OBike offers you the opportunity to earn digital assets while riding their bikes, in the form of the cryptocurrency oCoin. oCoin can be exchanged for products or services, but governments don’t like losing control of currency, so governments around the world are regulating the trade in cryptocoins.

Meanwhile, entrepreneurs like oBike are looking for ways to exploit a currency that is, arguably, no different to a retail loyalty voucher. Well, if you’re a cyclist, your luck is in – oBike will literally pay you to use their service. So how does that work?

OCoin

Forget Bitcoin, oCoin is the newest currency on the block – and oBike just took a bite of the apple. Investing in the Ethereum platform means that oBike can offer oCoins to cyclists using its service. The more you cycle, the more of the cryptocurrency you’ll earn.

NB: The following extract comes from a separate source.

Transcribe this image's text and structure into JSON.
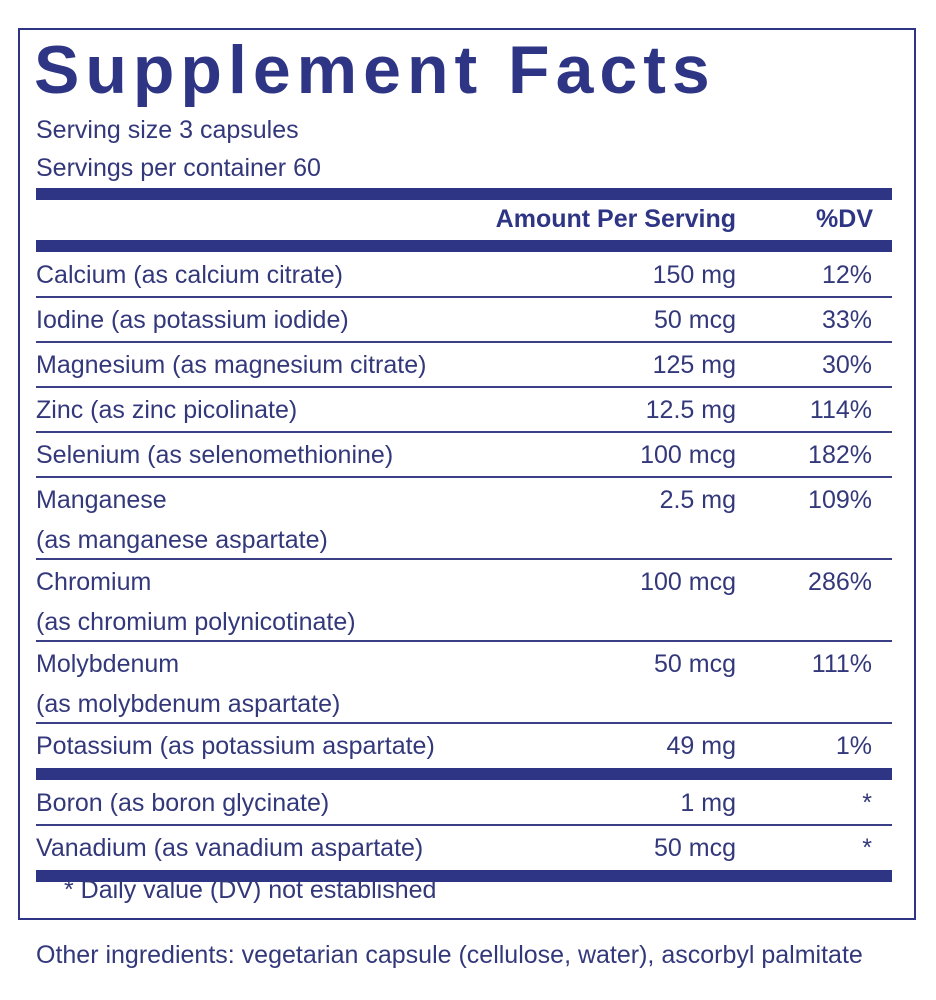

The list of products you can spend that money on will simply keep growing as more companies opt to use the service. With plans to partner with the TRON ecosystem already in the works, it looks like pedalling will pay off in the future.

Futures

oBike has been steadily gaining ground in Asia, venturing beyond Singapore into Indonesia. The popularity of oBike in Australia has been sufficient to cause tabloid hand-wringing at its success, if only to bemoan the ubiquity of oBikes left conveniently next to Australia’s beaches and waterfronts.

Even though oBike has withdrawn from the bike-loving town of Oxford, England, it’s worth noting that bike-share schemes still hold some currency. Actually, it’s more than that. From now on, bike-share schemes may bring cryptocurrency wherever they’re established. If that doesn’t sound like the future, I don’t know what does.